2014 turned out to be a boffo year for the automotive industry, and for American manufacturers, too – automakers who just a half-decade ago were questioning whether they’d survive to see the 2010’s.
In Canada, overall sales were up 6% over last year’s totals, and rose an astonishing 16% in December. In the United States, sales also rose 6% in 2014, and 11% in the month of December.
In Canada, the top three companies turned out to be the Big Three, with Ford Motor Company on top with 15.8% of the market, while Fiat-Chrysler took 15.7% and General Motors snagging 13.5%.
In the U.S. of A, GM was on top of the corporate sales ladder with 17.8% of the year’s market share, followed by Ford (14.9%) and Toyota Motor Corporation (14.4%).
In terms of brands, Canadians were most partial to Ford, which saw sales rise by 39.5% for December (compared to Dec. ’13) and 2.7% for the year. Honda and Toyota took 2nd and 3rd place, with Chevrolet and RAM rounding out the top five.
South of the border, Americans also found themselves drawn to Ford the most (thought the annual tally dipped by 1.1% over last year), followed by Chevrolet, Toyota, Honda and Nissan.

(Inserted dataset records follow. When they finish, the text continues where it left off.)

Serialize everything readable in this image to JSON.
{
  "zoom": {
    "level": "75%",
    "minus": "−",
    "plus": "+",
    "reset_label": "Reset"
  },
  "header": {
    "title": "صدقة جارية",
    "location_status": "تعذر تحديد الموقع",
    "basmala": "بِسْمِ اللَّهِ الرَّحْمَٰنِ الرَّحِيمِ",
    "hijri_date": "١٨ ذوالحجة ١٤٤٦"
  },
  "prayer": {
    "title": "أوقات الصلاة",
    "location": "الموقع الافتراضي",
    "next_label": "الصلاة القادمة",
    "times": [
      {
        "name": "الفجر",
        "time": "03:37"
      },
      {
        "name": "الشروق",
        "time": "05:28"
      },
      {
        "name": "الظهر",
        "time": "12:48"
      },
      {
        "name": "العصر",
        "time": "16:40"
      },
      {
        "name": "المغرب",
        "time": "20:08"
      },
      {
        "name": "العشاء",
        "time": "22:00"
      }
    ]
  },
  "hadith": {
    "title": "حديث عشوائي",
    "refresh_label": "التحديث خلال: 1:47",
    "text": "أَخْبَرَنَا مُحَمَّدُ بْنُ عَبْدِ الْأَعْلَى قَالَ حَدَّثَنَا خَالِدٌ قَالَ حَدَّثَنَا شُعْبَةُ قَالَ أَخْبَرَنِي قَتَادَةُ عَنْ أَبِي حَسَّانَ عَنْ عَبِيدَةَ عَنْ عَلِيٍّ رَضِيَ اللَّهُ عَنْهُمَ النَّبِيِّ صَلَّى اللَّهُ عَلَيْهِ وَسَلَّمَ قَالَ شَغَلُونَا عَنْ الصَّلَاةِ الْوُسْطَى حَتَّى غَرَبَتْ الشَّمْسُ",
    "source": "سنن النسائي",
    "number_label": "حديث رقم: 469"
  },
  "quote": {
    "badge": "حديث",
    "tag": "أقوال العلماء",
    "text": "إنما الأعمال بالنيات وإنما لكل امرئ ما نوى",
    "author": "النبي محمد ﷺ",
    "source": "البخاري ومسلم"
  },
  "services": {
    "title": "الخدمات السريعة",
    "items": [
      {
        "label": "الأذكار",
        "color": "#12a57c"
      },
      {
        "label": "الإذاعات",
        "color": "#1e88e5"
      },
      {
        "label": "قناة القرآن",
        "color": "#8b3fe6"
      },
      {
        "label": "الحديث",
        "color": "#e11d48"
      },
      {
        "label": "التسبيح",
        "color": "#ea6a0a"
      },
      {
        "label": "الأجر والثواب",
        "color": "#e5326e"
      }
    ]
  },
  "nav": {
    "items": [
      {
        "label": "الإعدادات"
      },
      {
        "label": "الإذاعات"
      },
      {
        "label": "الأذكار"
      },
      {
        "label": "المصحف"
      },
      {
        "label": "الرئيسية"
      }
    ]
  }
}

Other automakers also had strong showings this December compared to last. Buick saw Canadian sales rose 64.9%, finishing the year 31% higher than 2013. Chrysler sales shot up 86.9% in the Christmas month, though overall sales were down slightly (2.9%) for the year.

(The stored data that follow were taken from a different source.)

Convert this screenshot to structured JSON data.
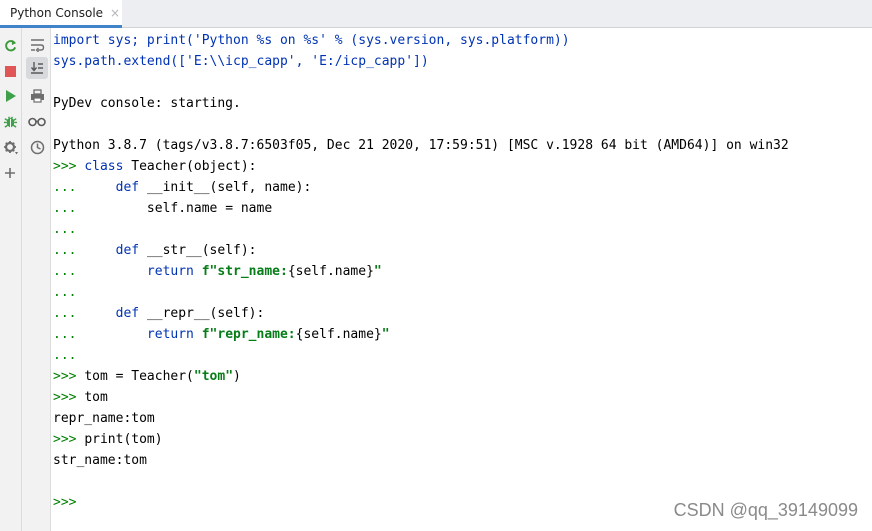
{
  "tab": {
    "title": "Python Console",
    "close_glyph": "×"
  },
  "left_toolbar": [
    {
      "name": "rerun-icon",
      "color": "#3c9a3c"
    },
    {
      "name": "stop-icon",
      "color": "#e05555"
    },
    {
      "name": "execute-icon",
      "color": "#3ea14a"
    },
    {
      "name": "debug-icon",
      "color": "#3ea14a"
    },
    {
      "name": "settings-icon",
      "color": "#6e6e6e"
    },
    {
      "name": "add-icon",
      "color": "#6e6e6e"
    }
  ],
  "second_toolbar": [
    {
      "name": "soft-wrap-icon"
    },
    {
      "name": "scroll-to-end-icon"
    },
    {
      "name": "print-icon"
    },
    {
      "name": "show-variables-icon"
    },
    {
      "name": "history-icon"
    }
  ],
  "console": {
    "lines": [
      {
        "segments": [
          {
            "t": "import sys; print('Python %s on %s' % (sys.version, sys.platform))",
            "c": "blue"
          }
        ]
      },
      {
        "segments": [
          {
            "t": "sys.path.extend(['E:\\\\icp_capp', 'E:/icp_capp'])",
            "c": "blue"
          }
        ]
      },
      {
        "segments": [
          {
            "t": "",
            "c": "plain"
          }
        ]
      },
      {
        "segments": [
          {
            "t": "PyDev console: starting.",
            "c": "plain"
          }
        ]
      },
      {
        "segments": [
          {
            "t": "",
            "c": "plain"
          }
        ]
      },
      {
        "segments": [
          {
            "t": "Python 3.8.7 (tags/v3.8.7:6503f05, Dec 21 2020, 17:59:51) [MSC v.1928 64 bit (AMD64)] on win32",
            "c": "plain"
          }
        ]
      },
      {
        "segments": [
          {
            "t": ">>> ",
            "c": "prompt"
          },
          {
            "t": "class ",
            "c": "kw"
          },
          {
            "t": "Teacher(object):",
            "c": "plain"
          }
        ]
      },
      {
        "segments": [
          {
            "t": "...     ",
            "c": "prompt"
          },
          {
            "t": "def ",
            "c": "kw"
          },
          {
            "t": "__init__(self, name):",
            "c": "plain"
          }
        ]
      },
      {
        "segments": [
          {
            "t": "...         ",
            "c": "prompt"
          },
          {
            "t": "self.name = name",
            "c": "plain"
          }
        ]
      },
      {
        "segments": [
          {
            "t": "...",
            "c": "prompt"
          }
        ]
      },
      {
        "segments": [
          {
            "t": "...     ",
            "c": "prompt"
          },
          {
            "t": "def ",
            "c": "kw"
          },
          {
            "t": "__str__(self):",
            "c": "plain"
          }
        ]
      },
      {
        "segments": [
          {
            "t": "...         ",
            "c": "prompt"
          },
          {
            "t": "return ",
            "c": "kw"
          },
          {
            "t": "f\"str_name:",
            "c": "str"
          },
          {
            "t": "{self.name}",
            "c": "plain"
          },
          {
            "t": "\"",
            "c": "str"
          }
        ]
      },
      {
        "segments": [
          {
            "t": "...",
            "c": "prompt"
          }
        ]
      },
      {
        "segments": [
          {
            "t": "...     ",
            "c": "prompt"
          },
          {
            "t": "def ",
            "c": "kw"
          },
          {
            "t": "__repr__(self):",
            "c": "plain"
          }
        ]
      },
      {
        "segments": [
          {
            "t": "...         ",
            "c": "prompt"
          },
          {
            "t": "return ",
            "c": "kw"
          },
          {
            "t": "f\"repr_name:",
            "c": "str"
          },
          {
            "t": "{self.name}",
            "c": "plain"
          },
          {
            "t": "\"",
            "c": "str"
          }
        ]
      },
      {
        "segments": [
          {
            "t": "...",
            "c": "prompt"
          }
        ]
      },
      {
        "segments": [
          {
            "t": ">>> ",
            "c": "prompt"
          },
          {
            "t": "tom = Teacher(",
            "c": "plain"
          },
          {
            "t": "\"tom\"",
            "c": "str"
          },
          {
            "t": ")",
            "c": "plain"
          }
        ]
      },
      {
        "segments": [
          {
            "t": ">>> ",
            "c": "prompt"
          },
          {
            "t": "tom",
            "c": "plain"
          }
        ]
      },
      {
        "segments": [
          {
            "t": "repr_name:tom",
            "c": "plain"
          }
        ]
      },
      {
        "segments": [
          {
            "t": ">>> ",
            "c": "prompt"
          },
          {
            "t": "print(tom)",
            "c": "plain"
          }
        ]
      },
      {
        "segments": [
          {
            "t": "str_name:tom",
            "c": "plain"
          }
        ]
      },
      {
        "segments": [
          {
            "t": "",
            "c": "plain"
          }
        ]
      },
      {
        "segments": [
          {
            "t": ">>>",
            "c": "prompt"
          }
        ]
      }
    ]
  },
  "watermark": "CSDN @qq_39149099"
}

Even the Lincoln brand, which seemed (until recently) to be as endangered as GM and Chrysler were in 2008, saw positive sales gains. In Canada, the luxury brand saw a 61.4% boost in December, finishing the year 17.3% higher than last. In the U.S., Lincoln saw December sales rise 21.4% over 2013, with an annual total 15.6% higher.

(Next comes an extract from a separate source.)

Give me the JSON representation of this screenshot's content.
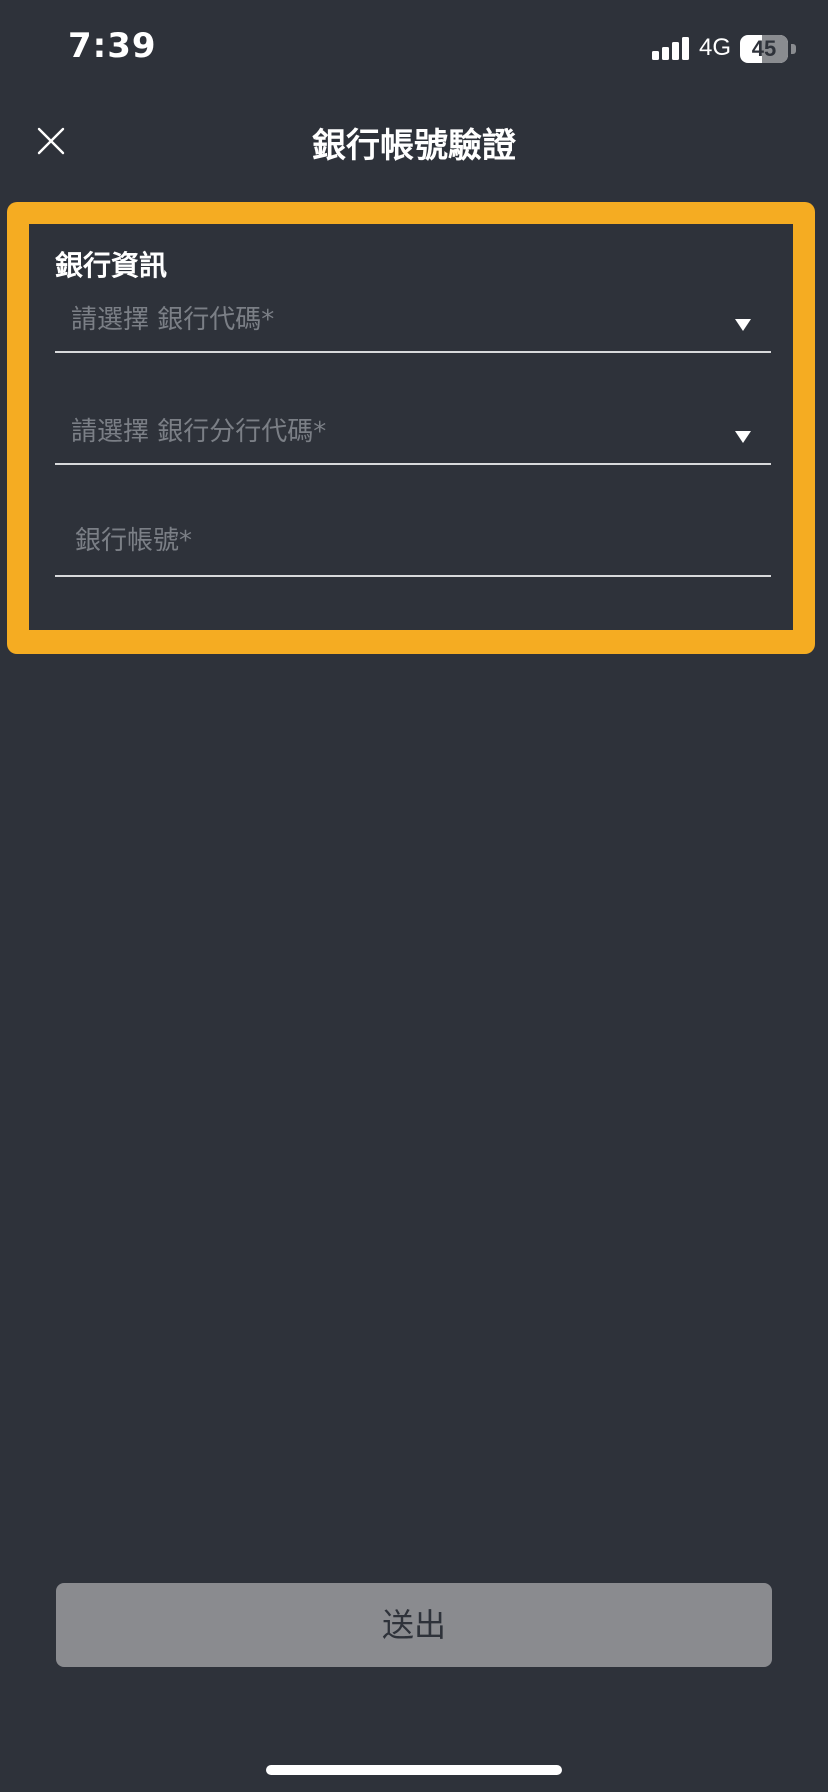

Interest is being rekindled in that storied brand, it would seem.
In a game with winners and losers, there always has to be a downside – even with buyers running to dealerships en masse, cash in hand. This past month – and this past year – the loser was Scion, the Toyota offshoot that appears to be headed the same direction as the Lusitania.
With December sales down 30.7% in Canada and 11.7% in the U.S., drastic action will be needed to reverse this trend and keep the brand afloat. The annual sales loss for Scion works out to a drop of 20.4% in Canada and 15.1% in the U.S.
A sporty, 5-door hatch scheduled to be released in 2015 might change things, but I’d say more models are needed to bring the brand back to visibility.
Crystal ball types are predicting that it will be difficult for the industry to maintain this level of sales next year, which isn’t all that surprising. At some point, the amount of new cars already bought, and the amount of people who can’t afford them, will conspire to reach a sales plateau.
My not-too-brilliant prediction: with oil prices plunging, expect growth in the truck and SUV categories this coming year.